Reflexões nesse sentido tornam-se oportunas, dado que o Governo Federal está por anunciar um conjunto de “100 concessões” de ferrovias, portos, aeroportos e rodovias; integrantes do “Programa de Parcerias de Investimentos – PPI”, recém lançado por meio da MPV nº 727/16. Como muito provavelmente parte relevante desse conjunto já integrou o PIL-2, PIL-1, PAC-2, PAC-1; possivelmente também o “Avança Brasil” ou “Brasil em Ação”; e, até, quiçá os longínquos PND-I e PND-II do período militar, não seria proveitoso fazer-se um minucioso Raio-X desses “cases”, ao se iniciar o novo ciclo? Se possível também ultrassom, ressonância magnética... para que se minimize o risco de retrabalhos futuros.
Muito provavelmente o laudo desses exames laboratoriais indicará diagnósticos equivocados. P.ex.: É verdade que as Companhias Docas nunca deixaram de ser compostas sem indicações políticas (ao contrário do que, por vezes, se propalou aqui e acolá!). Nem por isso elas (e as Autoridades Portuárias delegadas) deixaram de licitar e firmar contratos de arrendamento enquanto estiveram à frente dos processos.
Aliás, ao contrário, foi durante esse período que o maior número de contratos foi celebrado (os tão falados “Pós-93”; que, ironicamente, em suas renovações antecipadas, vêm impulsionando os investimentos no setor). Dito de outra forma: período áureo do mais recente ciclo das reformas portuárias brasileiras (ao contrário do diagnosticado para a edição da MP-595/12, base da Lei 12.815/13; e do novo modelo portuário; atualmente vigente). Certamente por isso, à margem da proposta de sua “privatização”, e estimulados pela perspectiva de “um novo pacto federativo” (01; 02), é que os portos delegados e a “Frente Parlamentar de Defesa dos Portos” estão a reivindicar a re-descentralização dos processos licitatórios de arrendamentos portuários; mesmo porque há inúmeras outras variáveis relevantes que, talvez, sejam mais bem detectadas, negociadas e solucionadas se a nível local.

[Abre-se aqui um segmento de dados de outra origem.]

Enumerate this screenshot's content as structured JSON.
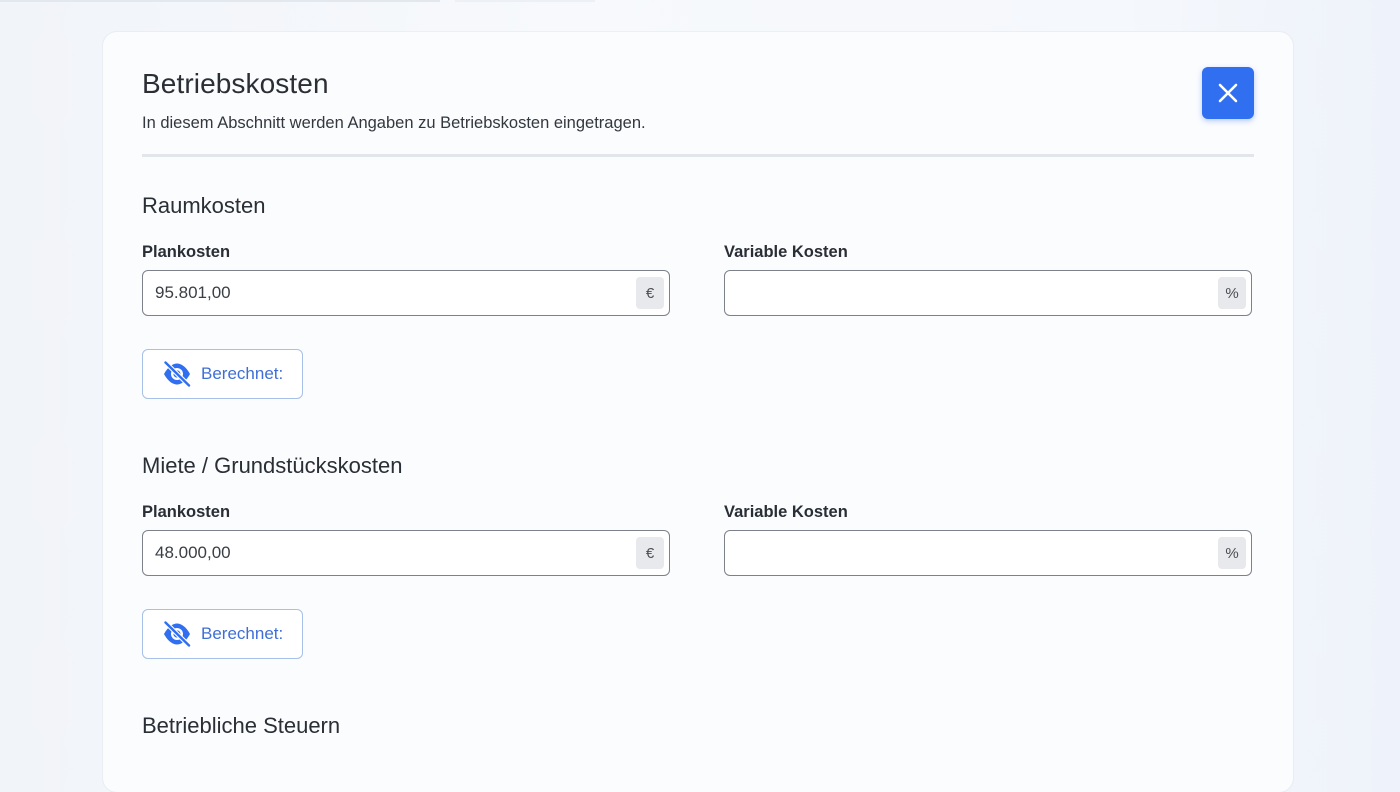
{
  "dialog": {
    "title": "Betriebskosten",
    "subtitle": "In diesem Abschnitt werden Angaben zu Betriebskosten eingetragen.",
    "close_icon": "close-icon"
  },
  "sections": [
    {
      "title": "Raumkosten",
      "plan_label": "Plankosten",
      "plan_value": "95.801,00",
      "plan_unit": "€",
      "var_label": "Variable Kosten",
      "var_value": "",
      "var_unit": "%",
      "calc_label": "Berechnet:",
      "calc_icon": "eye-off-icon"
    },
    {
      "title": "Miete / Grundstückskosten",
      "plan_label": "Plankosten",
      "plan_value": "48.000,00",
      "plan_unit": "€",
      "var_label": "Variable Kosten",
      "var_value": "",
      "var_unit": "%",
      "calc_label": "Berechnet:",
      "calc_icon": "eye-off-icon"
    },
    {
      "title": "Betriebliche Steuern"
    }
  ],
  "colors": {
    "accent": "#2f6ff0",
    "calc_text": "#3f6fd6",
    "calc_border": "#a6c0e8"
  }
}
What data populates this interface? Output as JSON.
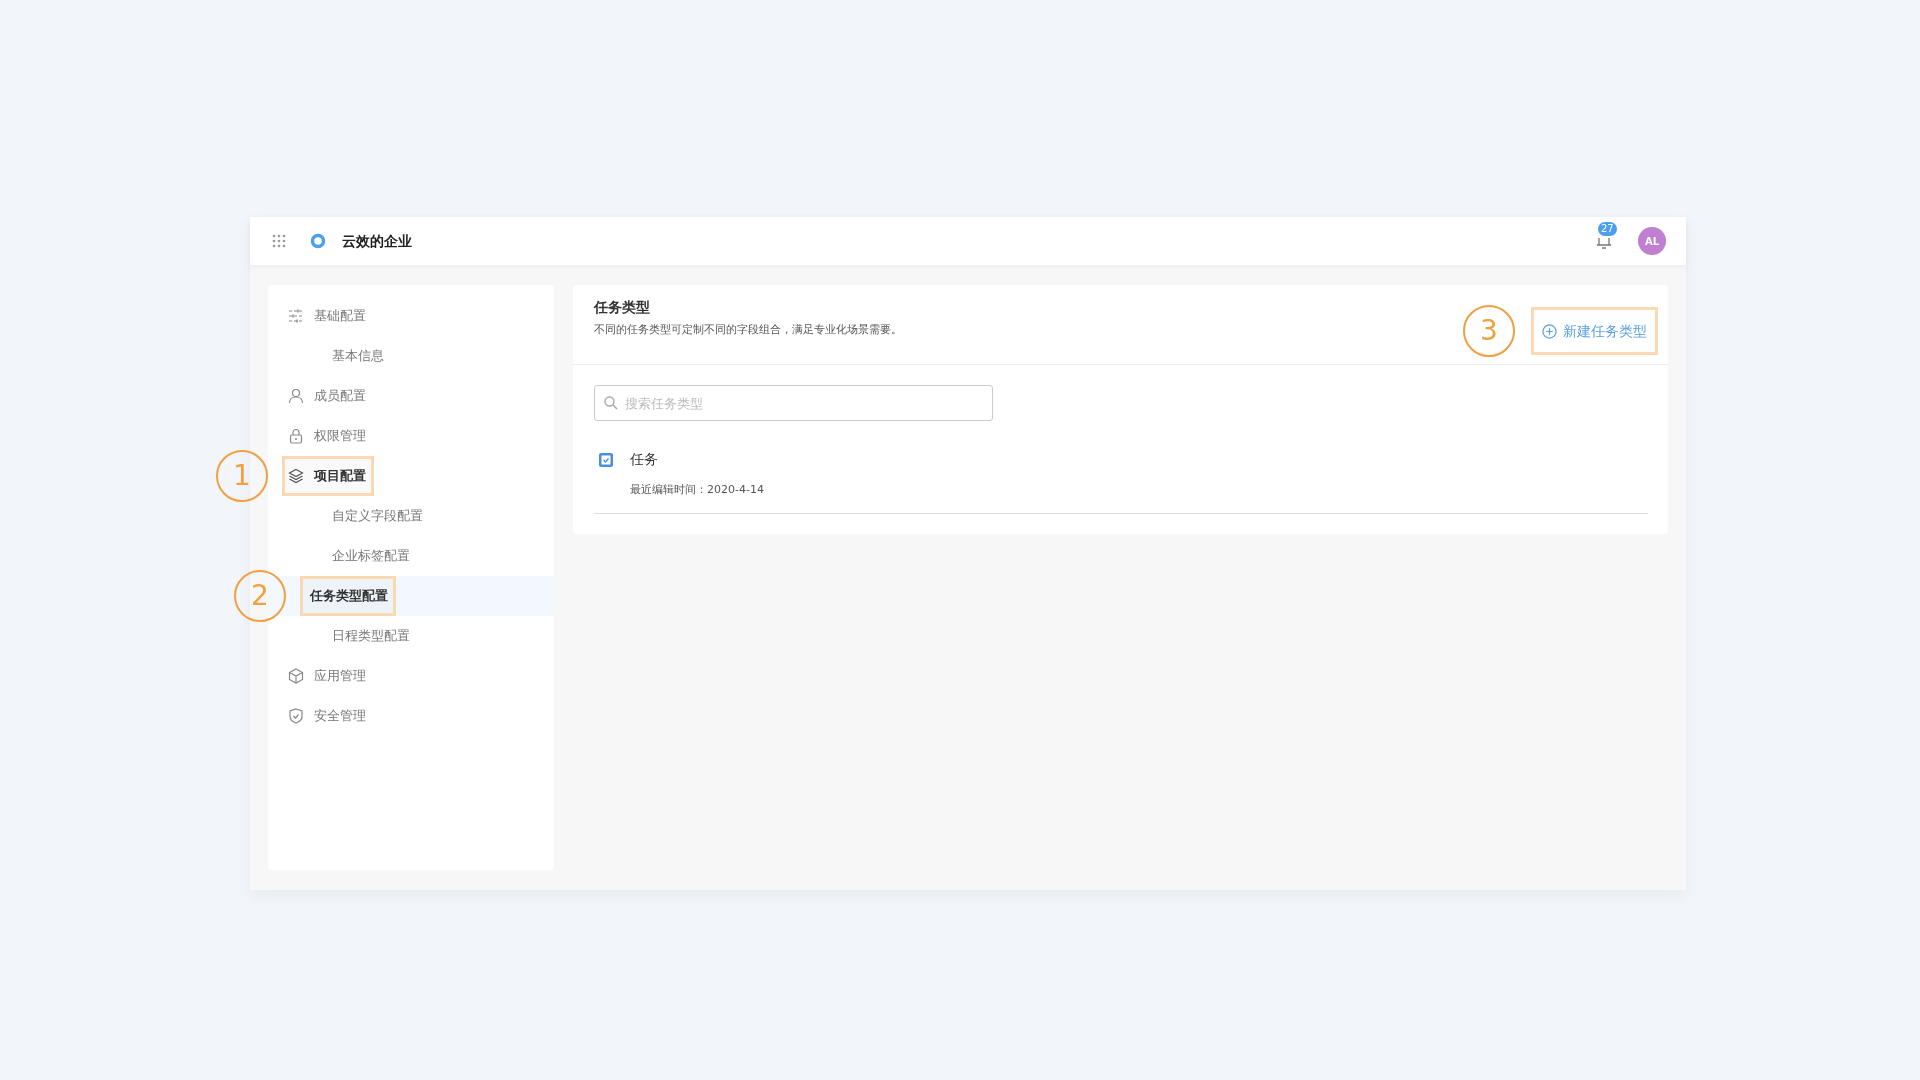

Aliás, há inúmeros outros exemplos que vão além de um jogo de palavras; a confirmar que há males que maus diagnósticos podem causar!
Em se avançando nas análises, a lista pode ser ampliada: primado da marquetagem (nas definições estratégicas de políticas públicas); omissão do poder público (p.ex., no balizamento de PMIs/MIPs); pressa (nos estudos e processos); falta de visão sistêmica nos planos e projetos; não envolvimento dos diversos atores (com interesse direto e contribuição a dar); contratos descuidados (ora com lacunas; ora com conflitos); regulação descompromissada... dificilmente deixarão de ser identificados.
Um conselho de ministros, comprometido, lógico, dará consistência e credibilidade ao programa. Um fundo (seja para garantir, seja para financiar) será alavanca fundamental para estimular investidores. A comprovada competência do BNDES (para contratar consultores e/ou estruturar projetos) será ponto de partida e apoio importante.
Mas, se o nome do jogo é “destravar”; se não queremos voltar a desperdiçar tempo, dinheiro, energia e adrenalina; se são resultados que sinceramente buscamos para o País ingressar em um novo ciclo de desenvolvimento, sustentável e justo; não nos iludamos, haverá necessidade de bem mais que “pequenos ajustes” na modelagem, processos licitatórios, gerenciamento e regulação de concessões, arrendamentos e PPPs.
(*) Da série “Passando o Brasil à Limpo”: XV
Frederico Bussinger. Consultor. Foi presidente da Companhia Docas de São Sebastião (CDSS), SPTrans, CPTM e Confea. Diretor da Companhia Docas do Estado de São Paulo (Codesp), do Departamento Hidroviário de SP e do Metrô de SP. Presidiu também o Conselho de Administração da CET/SP, SPTrans, Codesa (Porto de Vitória), RFFSA, CNTU e Comitê de Estadualizações da CBTU. Coordenador do GT de Transportes da Política Estadual de Mudanças Climáticas (PEMC-SP). Membro da Comissão Diretora do Programa Nacional de Desestatização e do Conselho Fiscal da Eletrobrás.